For remote teams, offer virtual equivalents: designated focus hours, camera-optional meetings, and scheduled guided meditation sessions.

These spaces particularly support neurodivergent employees, those with sensory sensitivities, and people recovering from illness—creating a more inclusive environment for all.

 

10. Measure Impact and Sustain Efforts Beyond May

Mental Health Awareness Month should launch ongoing culture change, not exist as a one-time event.

Utilize employee surveys to ask about perceived stigma, resource awareness, stress levels, and which activities should continue. Be sure to emphasize that these surveys are completely confidential, and never collect individual health data.

Track participation metrics like:

  • Event attendance
  • Challenge sign-ups
  • Resource page views

Summarize wins in an internal report shared with leadership and employees. Include anonymized quotes and personal experiences that demonstrate impact.

Choose 2–3 successful activities to embed into regular operations: monthly well-being circles, quarterly workshops, or permanent quiet spaces.

 

Budgeting and Planning for the Next Year

Build mental health goals into annual people strategy, DEI plans, and leadership development roadmaps. Involve employees in co-designing next year’s mental health awareness month activities via suggestion forms or focus groups.

Consistent follow-through builds trust. It demonstrates that mental health isn’t a one-month campaign but a core organizational value that makes a lasting impact on emotional well-being and the challenges faced by your people.

 

Frequently Asked Questions

 

How many Mental Health Awareness Month activities should we run at work?

Quality matters more than quantity. Start with 3–5 well-planned initiatives: one flagship training, one challenge, one peer-support activity, and one communication series. Assess impact before scaling. A school counselor or lesson plans approach works in educational settings; corporate environments should focus on activities matching their culture.

What if some employees don’t want to talk about mental health at work?

Participation should always be voluntary. Design activities to respect privacy by offering anonymous resources, self-paced learning, and opt-out options for group sharing. Some employees prefer engaging with a bulletin board display or written materials rather than live discussions.

How can we support mental health in a fully remote or globally distributed team?

Focus on virtual options: online workshops, digital resource hubs, asynchronous challenges, and flexible working norms. Schedule duplicate sessions across time zones or provide recordings. Creative writing workshops, art therapy sessions, and music therapy can be adapted for virtual delivery to help americans living in different regions stay up to date.

Do we need special legal or HR approvals for these activities?

Coordinate with HR, legal, and privacy teams to ensure activities respect confidentiality, avoid collecting sensitive health data, and align with local laws regarding accommodations and mental health screenings. This protects both employees and the organization while ensuring you can share resources appropriately.

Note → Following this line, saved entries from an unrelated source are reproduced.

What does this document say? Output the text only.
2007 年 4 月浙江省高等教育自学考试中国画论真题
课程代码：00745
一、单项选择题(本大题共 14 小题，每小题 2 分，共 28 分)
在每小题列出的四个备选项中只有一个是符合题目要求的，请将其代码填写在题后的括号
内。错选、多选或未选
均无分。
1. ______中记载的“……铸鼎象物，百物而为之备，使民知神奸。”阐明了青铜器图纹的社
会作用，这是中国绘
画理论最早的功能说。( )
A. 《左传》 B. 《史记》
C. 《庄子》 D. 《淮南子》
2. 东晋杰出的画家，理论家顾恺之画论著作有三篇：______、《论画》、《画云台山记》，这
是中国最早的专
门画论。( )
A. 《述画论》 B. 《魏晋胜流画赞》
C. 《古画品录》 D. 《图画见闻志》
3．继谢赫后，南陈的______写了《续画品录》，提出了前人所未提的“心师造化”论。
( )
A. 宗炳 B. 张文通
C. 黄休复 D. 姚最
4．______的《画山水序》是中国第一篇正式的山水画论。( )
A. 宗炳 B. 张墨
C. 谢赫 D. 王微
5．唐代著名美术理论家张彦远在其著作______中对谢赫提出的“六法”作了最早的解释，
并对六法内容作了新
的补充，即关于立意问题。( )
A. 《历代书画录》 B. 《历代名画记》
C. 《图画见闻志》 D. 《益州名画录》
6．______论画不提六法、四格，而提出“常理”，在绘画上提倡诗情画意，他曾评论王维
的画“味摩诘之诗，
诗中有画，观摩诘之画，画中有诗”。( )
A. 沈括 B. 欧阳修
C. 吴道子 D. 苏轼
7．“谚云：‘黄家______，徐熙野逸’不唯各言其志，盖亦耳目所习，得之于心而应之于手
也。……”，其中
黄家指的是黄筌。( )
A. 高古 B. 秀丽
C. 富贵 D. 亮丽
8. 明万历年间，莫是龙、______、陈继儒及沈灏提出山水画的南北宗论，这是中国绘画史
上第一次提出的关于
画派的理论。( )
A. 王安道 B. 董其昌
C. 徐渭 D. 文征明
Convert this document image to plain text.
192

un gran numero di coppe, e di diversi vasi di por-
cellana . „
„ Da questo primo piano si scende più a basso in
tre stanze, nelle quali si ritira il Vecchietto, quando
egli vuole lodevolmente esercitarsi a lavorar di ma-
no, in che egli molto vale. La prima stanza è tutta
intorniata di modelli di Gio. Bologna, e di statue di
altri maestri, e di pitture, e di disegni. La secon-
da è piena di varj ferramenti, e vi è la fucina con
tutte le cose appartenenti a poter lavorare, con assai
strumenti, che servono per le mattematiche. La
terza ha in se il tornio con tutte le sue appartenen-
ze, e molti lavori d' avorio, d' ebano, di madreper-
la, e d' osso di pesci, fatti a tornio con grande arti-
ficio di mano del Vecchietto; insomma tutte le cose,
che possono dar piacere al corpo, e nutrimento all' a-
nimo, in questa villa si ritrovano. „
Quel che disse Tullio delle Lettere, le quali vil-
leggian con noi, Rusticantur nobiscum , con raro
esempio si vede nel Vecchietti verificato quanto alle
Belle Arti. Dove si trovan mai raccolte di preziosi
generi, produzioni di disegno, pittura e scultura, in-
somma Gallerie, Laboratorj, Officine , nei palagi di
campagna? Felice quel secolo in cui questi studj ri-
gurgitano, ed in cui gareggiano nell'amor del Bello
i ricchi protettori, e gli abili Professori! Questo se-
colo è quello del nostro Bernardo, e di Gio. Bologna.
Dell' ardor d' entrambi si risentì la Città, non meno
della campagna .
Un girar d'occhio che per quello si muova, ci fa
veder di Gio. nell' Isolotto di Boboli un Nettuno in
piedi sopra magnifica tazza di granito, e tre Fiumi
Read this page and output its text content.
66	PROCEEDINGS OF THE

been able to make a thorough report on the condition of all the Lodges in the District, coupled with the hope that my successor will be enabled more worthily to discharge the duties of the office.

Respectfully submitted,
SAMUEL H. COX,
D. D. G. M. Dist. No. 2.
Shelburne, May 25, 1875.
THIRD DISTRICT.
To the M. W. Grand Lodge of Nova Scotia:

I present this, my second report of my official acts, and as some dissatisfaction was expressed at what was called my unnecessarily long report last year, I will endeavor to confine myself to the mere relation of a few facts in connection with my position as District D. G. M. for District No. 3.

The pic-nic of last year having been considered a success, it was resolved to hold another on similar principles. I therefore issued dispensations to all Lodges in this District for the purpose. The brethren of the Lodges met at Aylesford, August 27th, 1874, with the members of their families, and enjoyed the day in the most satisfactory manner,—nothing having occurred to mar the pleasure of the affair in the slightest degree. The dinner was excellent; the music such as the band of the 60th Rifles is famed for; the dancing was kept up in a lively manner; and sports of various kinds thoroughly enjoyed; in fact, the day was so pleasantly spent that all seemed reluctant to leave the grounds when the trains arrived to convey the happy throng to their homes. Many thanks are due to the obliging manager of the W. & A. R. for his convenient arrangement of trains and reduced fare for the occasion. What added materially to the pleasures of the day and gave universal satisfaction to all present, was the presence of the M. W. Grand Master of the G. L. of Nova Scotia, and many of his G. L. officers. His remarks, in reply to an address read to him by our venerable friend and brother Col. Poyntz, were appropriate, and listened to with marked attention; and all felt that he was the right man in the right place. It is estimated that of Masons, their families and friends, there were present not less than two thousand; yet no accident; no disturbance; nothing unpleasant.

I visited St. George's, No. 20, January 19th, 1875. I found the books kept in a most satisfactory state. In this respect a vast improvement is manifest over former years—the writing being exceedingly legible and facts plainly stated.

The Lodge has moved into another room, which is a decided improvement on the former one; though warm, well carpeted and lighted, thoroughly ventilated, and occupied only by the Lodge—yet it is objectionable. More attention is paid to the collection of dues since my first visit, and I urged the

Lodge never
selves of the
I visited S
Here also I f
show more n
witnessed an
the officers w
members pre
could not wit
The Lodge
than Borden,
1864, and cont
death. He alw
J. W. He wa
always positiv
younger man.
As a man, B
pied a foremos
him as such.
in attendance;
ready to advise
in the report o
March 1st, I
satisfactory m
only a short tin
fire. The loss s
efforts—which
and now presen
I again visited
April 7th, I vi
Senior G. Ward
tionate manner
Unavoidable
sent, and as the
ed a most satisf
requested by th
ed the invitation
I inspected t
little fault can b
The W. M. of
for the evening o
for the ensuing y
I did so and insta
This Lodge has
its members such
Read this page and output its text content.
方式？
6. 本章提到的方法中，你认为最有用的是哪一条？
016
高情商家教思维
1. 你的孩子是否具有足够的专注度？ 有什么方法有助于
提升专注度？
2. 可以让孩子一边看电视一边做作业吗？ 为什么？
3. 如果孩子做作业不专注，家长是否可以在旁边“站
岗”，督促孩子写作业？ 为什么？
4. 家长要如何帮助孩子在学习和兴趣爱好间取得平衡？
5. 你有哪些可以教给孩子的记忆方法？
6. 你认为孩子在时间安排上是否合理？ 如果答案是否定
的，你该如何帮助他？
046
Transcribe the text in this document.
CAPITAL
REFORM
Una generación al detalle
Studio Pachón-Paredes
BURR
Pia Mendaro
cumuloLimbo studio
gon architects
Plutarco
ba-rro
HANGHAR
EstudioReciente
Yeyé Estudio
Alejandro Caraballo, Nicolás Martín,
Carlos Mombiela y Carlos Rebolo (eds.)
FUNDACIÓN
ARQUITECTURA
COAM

How do we know if our Mental Health Awareness Month efforts are actually helping?

Use a mix of anonymous surveys, EAP utilization data, qualitative feedback, and trends in engagement or turnover over time. Look for shifts in self awareness about available resources and comfort levels discussing mental health topics. Celebrate mental health awareness month successes while identifying areas for better mental health support through a comprehensive mental health strategy promoted by the national alliance on mental illness and similar organizations.